Les armées modernes, civilisées, démocrates, américaines, israéliennes, les soldats, on essaie de les gâter. Ils ont un fauteuil qui tourne à 360 degrés pour qu’ils ne se fatiguent pas, mieux que le vôtre, des toilettes, des douches, l’air conditionné, ça m’a intéressée. Je suis allée dans cette usine, je ne savais vraiment pas comment on fabriquait du béton. Je n’avais aucune connaissance technique industrielle, ma première question était : « Comment on fait du béton ? » Il y avait une partie de l’interview où l’ingénieur m’a expliqué la composition du béton. Simplement du béton armé, avec beaucoup de ferraille dedans, plus il y a de la ferraille dedans, plus il est armé. C’est la muraille de béton qui est la plus méchante, paradoxalement, c’est la plus facile à enlever. Parce qu’elle n’a pas de fondations, elle n’est pas très large. Ce sont des blocs comme des Lego imbriqués les uns dans les autres. La fortification — il y a des images dans le film — c’est comme pour le TGV qui passe, ça éventre le paysage, c’est 50 m de large sur des centaines de kilomètres, deux tranchées : là, où il y a la barrière métallique, elle est posée sur une fondation de béton qui va dix mètres dans le sol, c’est un vrai travail d’infrastructure, plus rien ne peut repousser, c’est asphalté ! C’est beaucoup plus méchant !

Heike Hurst : Votre motivation, votre combat là-dedans ?

Simone Bitton : Je suis très engagée, vraiment la motivation très profonde de ce film — que mes amis me pardonnent, défenseurs des droits de l’homme — pour ce film-là, ma motivation profonde venait de la défiguration du paysage. J’ai vraiment senti qu’on défigurait un pays, qu’on n’avait pas le droit de défigurer, qu’on n’avait encore moins le droit de défigurer que n’importe quel autre pays : pour moi, faire ce qui a été fait au paysage de Bethléem et de Jérusalem c’est aussi grave que les statues détruites par les talibans ! C’est la mort d’un paysage que j’ai filmée. C’est ce que j’ai voulu montrer, visuellement.

Heike Hurst : Beaucoup de gens dans le film abondent dans votre sens : ils disent, ce mur n’arrange rien.

Simone Bitton : J’étais heureuse que les gens disent ça ; mais quand on vit dans la guerre, on s’y habitue, on trouve la paix étrange. Quand la folie s’empare d’un pays, d’une société, c’est très difficile de rester sain d’esprit à l’intérieur de ça. Parce que quand on est sain d’esprit, à l’intérieur de ça, on a peur d’être fou si les autres ne ressentent pas la même chose que vous. J’ai souvent ce sentiment-là.
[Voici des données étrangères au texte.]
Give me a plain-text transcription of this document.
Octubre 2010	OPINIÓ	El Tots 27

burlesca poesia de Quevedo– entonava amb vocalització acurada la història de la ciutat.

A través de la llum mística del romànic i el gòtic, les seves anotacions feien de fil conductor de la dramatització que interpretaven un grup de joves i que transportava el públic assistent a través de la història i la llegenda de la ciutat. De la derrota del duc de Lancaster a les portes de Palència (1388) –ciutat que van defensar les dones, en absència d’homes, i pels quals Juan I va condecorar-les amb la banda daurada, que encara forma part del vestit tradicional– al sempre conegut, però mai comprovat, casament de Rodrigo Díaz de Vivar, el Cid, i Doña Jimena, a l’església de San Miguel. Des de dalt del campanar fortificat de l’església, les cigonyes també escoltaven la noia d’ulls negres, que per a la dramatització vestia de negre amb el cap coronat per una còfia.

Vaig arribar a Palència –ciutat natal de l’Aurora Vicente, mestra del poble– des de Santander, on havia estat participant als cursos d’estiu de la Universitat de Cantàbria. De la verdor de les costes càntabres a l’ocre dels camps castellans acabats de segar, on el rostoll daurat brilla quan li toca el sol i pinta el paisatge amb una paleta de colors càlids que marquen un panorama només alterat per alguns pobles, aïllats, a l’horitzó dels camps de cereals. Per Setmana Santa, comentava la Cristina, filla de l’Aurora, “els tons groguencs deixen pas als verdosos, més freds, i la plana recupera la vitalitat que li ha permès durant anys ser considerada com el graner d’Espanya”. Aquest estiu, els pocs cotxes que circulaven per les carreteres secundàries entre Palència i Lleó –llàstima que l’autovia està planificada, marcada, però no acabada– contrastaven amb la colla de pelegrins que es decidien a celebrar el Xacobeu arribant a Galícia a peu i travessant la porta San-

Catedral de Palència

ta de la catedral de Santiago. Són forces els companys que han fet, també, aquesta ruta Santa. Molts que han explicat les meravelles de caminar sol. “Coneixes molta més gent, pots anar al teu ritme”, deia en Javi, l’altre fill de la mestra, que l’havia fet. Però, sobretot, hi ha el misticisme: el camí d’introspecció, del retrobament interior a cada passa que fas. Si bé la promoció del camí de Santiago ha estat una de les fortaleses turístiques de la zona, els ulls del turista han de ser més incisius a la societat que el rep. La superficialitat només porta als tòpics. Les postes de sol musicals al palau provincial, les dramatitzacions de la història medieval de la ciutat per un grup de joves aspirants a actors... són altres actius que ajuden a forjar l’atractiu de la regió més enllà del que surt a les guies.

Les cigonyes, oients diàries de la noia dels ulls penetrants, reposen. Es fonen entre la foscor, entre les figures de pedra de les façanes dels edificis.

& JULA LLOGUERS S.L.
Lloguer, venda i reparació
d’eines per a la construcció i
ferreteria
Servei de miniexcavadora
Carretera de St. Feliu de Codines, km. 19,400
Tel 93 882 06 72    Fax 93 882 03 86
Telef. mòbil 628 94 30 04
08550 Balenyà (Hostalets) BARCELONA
Heike Hurst : Qu’est-ce qui vous a bouleversée le plus ?

Simone Bitton : Tout m’a émue, c’était un tournage très bouleversant. Ce qui m’a bouleversée, c’est le mur, le mur lui-même.

Heike Hurst : Pourtant vous faites des rencontres magnifiques — on comprend mal comment toute cette humanité des deux côtés du mur n’ait pas la capacité de transformer la réalité du conflit — comment vous a-t-on accueillie pendant le tournage ?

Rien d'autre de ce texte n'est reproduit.